Corvis, Qwest reach new deal

$12 million in equipment over 2 years in package

analysts differ on impact

April 25, 2002|By Stacey Hirsh | Stacey Hirsh,SUN STAFF

Analysts drew different conclusions about a new deal that Columbia-based Corvis Corp. said yesterday it struck with customer Qwest Communications International Inc.

The two companies reached an agreement that Qwest would buy $12 million worth of Corvis' equipment - $7 million by the end of this year and another $5 million by the end of next year, according to documents filed yesterday with the U.S. Securities and Exchange Commission. The deal is a renegotiated $150 million contract announced in 2000 between Corvis and the struggling telecommunications carrier.
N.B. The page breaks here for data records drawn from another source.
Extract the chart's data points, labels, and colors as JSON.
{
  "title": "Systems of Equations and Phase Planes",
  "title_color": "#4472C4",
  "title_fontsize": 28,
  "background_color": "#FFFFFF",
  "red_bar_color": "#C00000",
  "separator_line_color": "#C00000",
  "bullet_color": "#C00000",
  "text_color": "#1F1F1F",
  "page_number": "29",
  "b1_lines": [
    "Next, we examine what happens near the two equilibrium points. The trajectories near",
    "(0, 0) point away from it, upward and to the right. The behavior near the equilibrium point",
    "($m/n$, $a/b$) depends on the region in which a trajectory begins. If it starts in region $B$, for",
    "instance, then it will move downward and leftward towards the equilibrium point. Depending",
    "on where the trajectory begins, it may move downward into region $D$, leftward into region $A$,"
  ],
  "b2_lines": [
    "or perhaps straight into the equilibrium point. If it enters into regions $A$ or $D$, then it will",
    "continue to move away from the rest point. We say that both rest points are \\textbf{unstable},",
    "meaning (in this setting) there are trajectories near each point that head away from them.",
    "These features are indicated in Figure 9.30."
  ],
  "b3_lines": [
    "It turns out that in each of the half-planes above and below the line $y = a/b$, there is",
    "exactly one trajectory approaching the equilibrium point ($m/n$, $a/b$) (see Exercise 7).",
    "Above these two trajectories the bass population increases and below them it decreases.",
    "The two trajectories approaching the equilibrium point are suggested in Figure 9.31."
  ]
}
"It's somewhat a mixed blessing," said Simon Leopold, a telecommunications equipment analyst and a vice president for Merrill Lynch & Co. in New York. "Having a $12 million commitment over two years is infinitely better than not having it, but it's not a lot of money."
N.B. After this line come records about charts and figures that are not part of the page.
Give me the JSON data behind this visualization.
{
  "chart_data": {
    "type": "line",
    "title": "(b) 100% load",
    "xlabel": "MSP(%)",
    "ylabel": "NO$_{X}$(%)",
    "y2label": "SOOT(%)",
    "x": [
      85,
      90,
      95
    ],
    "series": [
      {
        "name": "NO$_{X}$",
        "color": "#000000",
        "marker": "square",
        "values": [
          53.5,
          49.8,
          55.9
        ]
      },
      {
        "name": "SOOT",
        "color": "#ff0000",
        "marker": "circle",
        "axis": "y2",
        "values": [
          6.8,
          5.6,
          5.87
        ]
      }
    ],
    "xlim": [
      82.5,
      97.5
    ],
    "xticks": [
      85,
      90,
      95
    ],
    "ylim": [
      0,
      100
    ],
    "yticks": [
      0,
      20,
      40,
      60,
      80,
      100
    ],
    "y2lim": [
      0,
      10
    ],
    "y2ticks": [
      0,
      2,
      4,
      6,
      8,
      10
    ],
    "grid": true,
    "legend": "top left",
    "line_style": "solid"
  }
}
At its discretion, Qwest may also buy up to another $138 million of Corvis equipment as part of the deal, according to the SEC documents.

While analysts said the numbers in the new deal were low, they viewed the contract as a validation of Corvis' technology.
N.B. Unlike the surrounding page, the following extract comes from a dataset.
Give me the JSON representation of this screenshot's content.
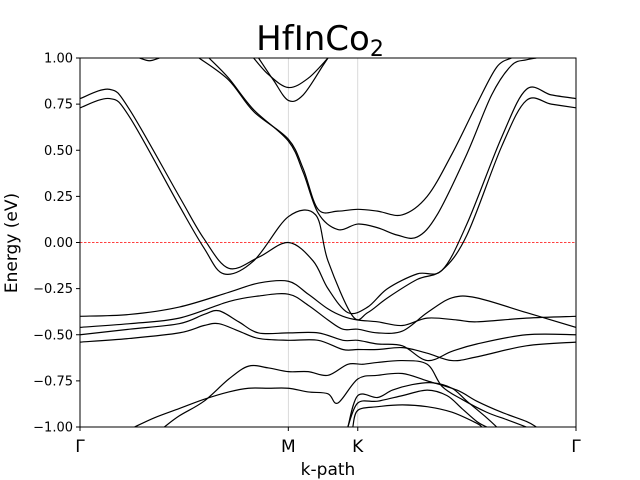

"Monetarily, it's not huge up front," said Rick Schafer, a research analyst for CIBC World Markets in Denver. "The potential's big, but it's really about the technology validation."

"From that standpoint, obviously it's still a big win for Corvis because it gets them into a large carrier," said David Gross, senior analyst at Communications Industry Researchers Inc. "It is an important win from a marketing standpoint."

But Gross said that with Qwest cutting capital spending and slashing jobs, it seemed unlikely that the carrier would start spending a lot on Corvis' all-optical equipment if it wasn't necessary.

"They've amended what they had," Gross said. "Ninety-two percent of it is optional. ... What incentive are they going to have right now to go out and buy a lot of [Corvis'] hardware?"

Analysts said this month that with the Qwest deal up in the air and the telecommunications industry struggling, there was concern about Corvis' future. But Corvis maintained that the company was well-positioned..

"We are extremely pleased to have reached an agreement to amend our existing contract with Qwest," Corvis spokeswoman Keira Shein said.

"We look forward to a long-term relationship with them as we help them meet their next-generation network requirements."

While it is good that Corvis salvaged a deal with Qwest, the local company needs more large carriers and bigger deals to be positioned as a long-term survivor, Gross said.

Shares of Corvis closed at $1.259 yesterday, up .009 cents. The company is expected to release its first-quarter earnings today after the close of the market.

Corvis also said yesterday that Broadwing Inc. would start laboratory tests on one of Corvis' products, an optical convergence switch. Broadwing and Williams Communications Group are the only two customers that Corvis received revenue from last year.

Leopold, the Merrill Lynch analyst, said in a note released yesterday that the lab test shows that the comparable switch made by Corvis rival Ciena Corp. of Linthicum faces more competition. Broadwing now buys Ciena's product, he said in the note.

Of the Qwest deal, Leopold said in an interview that it was a modest positive in terms of the dollar amount, but more so as an endorsement of the Corvis technology. Corvis has gotten its foot in the door, he said, but it still must do work to earn business beyond the $12 million minimum.

"It's too early to declare victory," Leopold said. "There's still work to be done."